A fronte dell’iniquità di tali soluzioni si sviluppò in dottrina un vivace dibattito in ordine alla natura giuridica dell’assegnazione ed alle conseguenti implicazioni in tema di efficacia del provvedimento giudiziale nei rapporti tra i coniugi e nei confronti dei terzi. Alcuni Autori ritennero che il diritto sul bene assegnato si configurasse come un diritto reale di abitazione, in quanto tale tutelabile erga omnes, così da risolvere in radice il problema della opponibilità ai terzi attraverso il richiamo alle regole generali in tema di trascrizione dei diritti reali. Tale inquadramento fu peraltro disatteso da altri Autori e dalla giurisprudenza, sul rilievo che i modi di costituzione dei diritti reali sono tassativamente previsti dalla legge e che non può costituirsi per provvedimento del giudice, non consentendolo il combinato disposto degli artt. 1026 e 978 c.c., un diritto reale di abitazione, peraltro condizionato, nella sua esistenza, da criteri preferenziali e di mera possibilità e, nella sua durata, da circostanze accidentali, e quindi connotato in termini tali da renderlo incompatibile con gli schemi delle situazioni giuridiche reali (così Cass. 1985 n. 5082, cit.; v. altresì sul punto 1980 n. 3934; 1978 n. 3344). Nella molteplicità delle posizioni dottrinali, orientate ora per la configurabilità di un comodato dalla durata determinata per relationem, con riferimento al venir meno delle condizioni fattuali inducenti all’assegnazione, e quindi fortemente mutilato dei propri profili distintivi, come quello relativo all’obbligo di restituzione nei casi di cui agli artt. 1804 comma 3 e 1809 comma 2 c.c., ora per la ravvisabilità di una locazione costituita per effetto di un provvedimento giudiziale, pur mancante dell’elemento essenziale del corrispettivo per l’utilizzazione dell’immobile, ora per la individuazione di un diritto personale sui generis, ora per un diritto personale di godimento a titolo di mantenimento dovuto ai figli ed al coniuge separato, ora infine per un diritto personale di godimento variamente segnato da tratti di atipicità, la giurisprudenza di questa Suprema Corte si espresse per la qualificazione della fattispecie quale diritto personale di godimento, del quale non mancò di evidenziare la atipicità, e, su tale posizione è tuttora attestata (Cass. 1999 n. 529; 1997 n. 7680; 1993 n. 11508; 1992 n. 13126; 1992 n. 11424; 1992 n. 4016; 1991 n. 6348; 1988 n. 4420).

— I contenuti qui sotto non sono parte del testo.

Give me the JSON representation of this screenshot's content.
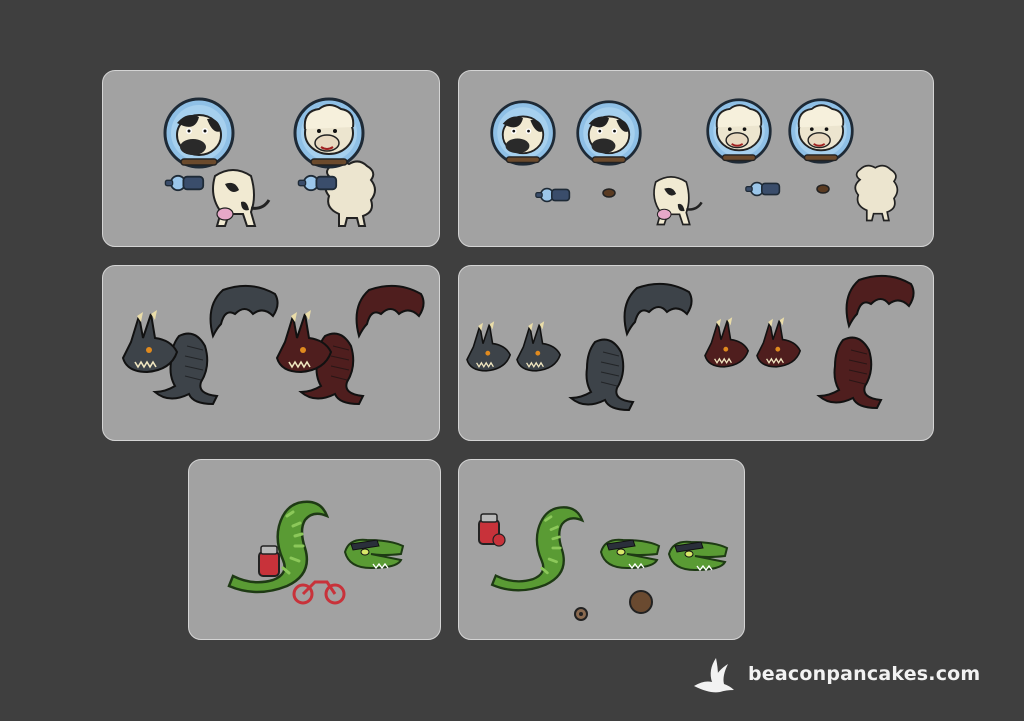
{
  "brand": {
    "site": "beaconpancakes.com",
    "logo_icon": "bird-icon"
  },
  "colors": {
    "background": "#3f3f3f",
    "panel": "#a2a2a2",
    "panel_border": "#d4d4d4",
    "cow": "#f1ead2",
    "sheep": "#ece5cf",
    "helmet": "#8fc0e6",
    "dark_dragon": "#3d4349",
    "red_dragon": "#4f1e1e",
    "croc": "#5a9b34",
    "bike": "#c8323a"
  },
  "panels": [
    {
      "name": "astronaut-animals-assembled",
      "characters": [
        "cow",
        "sheep"
      ]
    },
    {
      "name": "astronaut-animals-parts",
      "characters": [
        "cow",
        "sheep"
      ]
    },
    {
      "name": "dragons-assembled",
      "characters": [
        "dark-dragon",
        "red-dragon"
      ]
    },
    {
      "name": "dragons-parts",
      "characters": [
        "dark-dragon",
        "red-dragon"
      ]
    },
    {
      "name": "croc-biker-assembled",
      "characters": [
        "crocodile"
      ]
    },
    {
      "name": "croc-biker-parts",
      "characters": [
        "crocodile"
      ]
    }
  ]
}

Il legislatore del 1987 offrì una soluzione al dibattito, quanto meno con riguardo alle sue implicazioni pratiche, con la disposizione dell’art. 11, sostitutiva dell’art. 6 della legge n. 898 del 1970, che al comma 6 non solo estese al caso di divorzio l’assegnabilità della casa coniugale – così risolvendo definitivamente la controversa questione della applicabilità dell’art. 155 comma 4 c.c. allo scioglimento del matrimonio, che peraltro quasi contestualmente trovava soluzione a livello interpretativo con la sentenza di queste Sezioni Unite n. 4089 del 1987 – ma dettò anche – dandosi carico del diffuso orientamento giurisprudenziale circa la inopponibilità ai terzi, sulla base della normativa vigente, della situazione giuridica del coniuge assegnatario – uno strumento di tutela all’assegnatario stesso nelle ipotesi di alienazione a terzi dell’immobile da parte dell’altro coniuge proprietario, disponendo che detta assegnazione, “in quanto trascritta, è opponibile al terzo acquirente ai sensi dell’art 1599 c.c.” Le perduranti incertezze circa l’applicabilità del principio innovativo introdotto nella novella alle ipotesi di assegnazione della casa coniugale nelle cause di separazione indussero a sollecitare l’intervento della Corte Costituzionale, che con la nota pronuncia n. 454 del 1989 dichiarò l’illegittimità costituzionale dell’art. 155 comma 4 c.c. nella parte in cui non prevedeva la trascrizione del provvedimento di assegnazione al coniuge separato affidatario della prole ai fini dell’opponibilità ai terzi, ritenendo del tutto ingiustificata la difforme disciplina dettata dalla norma denunziata e da quella di cui all’art. 6 comma 6 della legge n. 74 del 1987, “ispirate all’eadem ratio dell’esclusivo riferimento all’interesse morale e materiale della prole”, rispetto al quale è strumentale il diritto del coniuge alla abitazione, e quindi ravvisando la violazione del principio di uguaglianza nella diversità di trattamento riservata ad una situazione assolutamente identica.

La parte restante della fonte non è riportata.